When asked why fair officials didn't prepare an evacuation plan hours earlier, when the National Weather Service issued a watch, Klotz said: "I was not aware of other security and emergency personnel, what they know about that in relation to earlier National Weather Service warnings."
He said the only thing damaged by the winds was the stage roof. Even a large catering tent nearby "didn't have a flap out of place," he said.
Klotz insisted fair officials followed protocol in warning fairgoers throughout the evening, as information became available. But the Star's review of the fair's one-page severe thunderstorm policy suggests otherwise.
That policy says fair workers are supposed to announce severe thunderstorm warnings and direct fairgoers to safety. Numerous concertgoers said they were never told of the National Weather Service warning — information that would have helped them make an informed decision about whether to leave their seats — and it was not mentioned in Richards' announcement from the stage.
While fair officials did not order an evacuation, a few hundred yards to the west the fair's amusement operator took a different approach as the storm raced toward the packed midway. Officials of North American Midway Entertainment shut down several of the company's tall rides before the deadly winds arrived.
The company may close rides at its discretion in the event of bad weather, said company spokesman David Sease. For example, Sease said, under a written emergency action plan the company can — and typically does — close rides in the event of lightning.
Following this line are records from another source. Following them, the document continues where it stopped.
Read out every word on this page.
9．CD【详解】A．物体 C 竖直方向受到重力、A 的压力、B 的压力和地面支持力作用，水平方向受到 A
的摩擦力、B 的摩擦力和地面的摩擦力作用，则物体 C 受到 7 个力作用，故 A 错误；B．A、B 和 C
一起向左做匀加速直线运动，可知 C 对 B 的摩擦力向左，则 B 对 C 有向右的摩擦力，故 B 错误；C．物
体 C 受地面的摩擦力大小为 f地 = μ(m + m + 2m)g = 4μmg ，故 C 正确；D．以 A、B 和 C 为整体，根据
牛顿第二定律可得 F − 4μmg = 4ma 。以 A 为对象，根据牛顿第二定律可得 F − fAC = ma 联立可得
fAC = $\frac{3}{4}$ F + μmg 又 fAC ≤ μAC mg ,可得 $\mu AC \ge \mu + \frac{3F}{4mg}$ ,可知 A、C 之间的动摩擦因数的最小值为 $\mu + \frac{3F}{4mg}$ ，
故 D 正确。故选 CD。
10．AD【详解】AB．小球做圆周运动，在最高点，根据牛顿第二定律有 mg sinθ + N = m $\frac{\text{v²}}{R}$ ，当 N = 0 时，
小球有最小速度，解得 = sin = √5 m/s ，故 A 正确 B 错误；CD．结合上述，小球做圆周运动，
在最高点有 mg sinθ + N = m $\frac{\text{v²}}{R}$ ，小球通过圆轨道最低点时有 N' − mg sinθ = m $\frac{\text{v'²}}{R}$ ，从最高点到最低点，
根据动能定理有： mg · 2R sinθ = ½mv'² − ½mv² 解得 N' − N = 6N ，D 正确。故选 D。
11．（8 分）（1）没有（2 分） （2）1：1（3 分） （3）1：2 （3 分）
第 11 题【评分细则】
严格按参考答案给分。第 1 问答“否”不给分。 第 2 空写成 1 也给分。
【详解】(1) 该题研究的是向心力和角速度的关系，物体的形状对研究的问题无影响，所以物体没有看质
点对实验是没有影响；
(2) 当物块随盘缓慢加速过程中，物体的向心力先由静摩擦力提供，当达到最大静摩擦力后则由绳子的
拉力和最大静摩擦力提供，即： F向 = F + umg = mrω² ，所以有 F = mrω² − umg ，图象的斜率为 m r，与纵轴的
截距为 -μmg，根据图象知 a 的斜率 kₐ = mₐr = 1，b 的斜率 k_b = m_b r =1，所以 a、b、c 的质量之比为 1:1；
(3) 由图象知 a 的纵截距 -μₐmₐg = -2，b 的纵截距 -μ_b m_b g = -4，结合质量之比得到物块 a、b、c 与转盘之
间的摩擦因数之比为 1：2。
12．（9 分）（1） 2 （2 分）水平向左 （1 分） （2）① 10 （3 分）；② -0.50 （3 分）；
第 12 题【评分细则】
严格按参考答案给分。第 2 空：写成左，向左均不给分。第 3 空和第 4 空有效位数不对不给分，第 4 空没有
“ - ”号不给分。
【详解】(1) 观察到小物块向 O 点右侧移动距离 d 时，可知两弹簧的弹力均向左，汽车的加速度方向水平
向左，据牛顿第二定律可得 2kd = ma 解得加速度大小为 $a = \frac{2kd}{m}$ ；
And that's what they did just minutes before high winds hit the fairgrounds. Sease said managers were monitoring the skies as the storm approached and noticed lightning.
Other fairs seem to take fewer liberties with interpreting National Weather Service instructions.
At the Iowa State Fair, where Sugarland was supposed to perform Sunday, marketing director Lori Chappell said safety officials adhere closely to the recommendations put out by the weather service and the level of seriousness of its notifications.
"Depending on the level it is," Chappell said, "our actions are in accordance with that."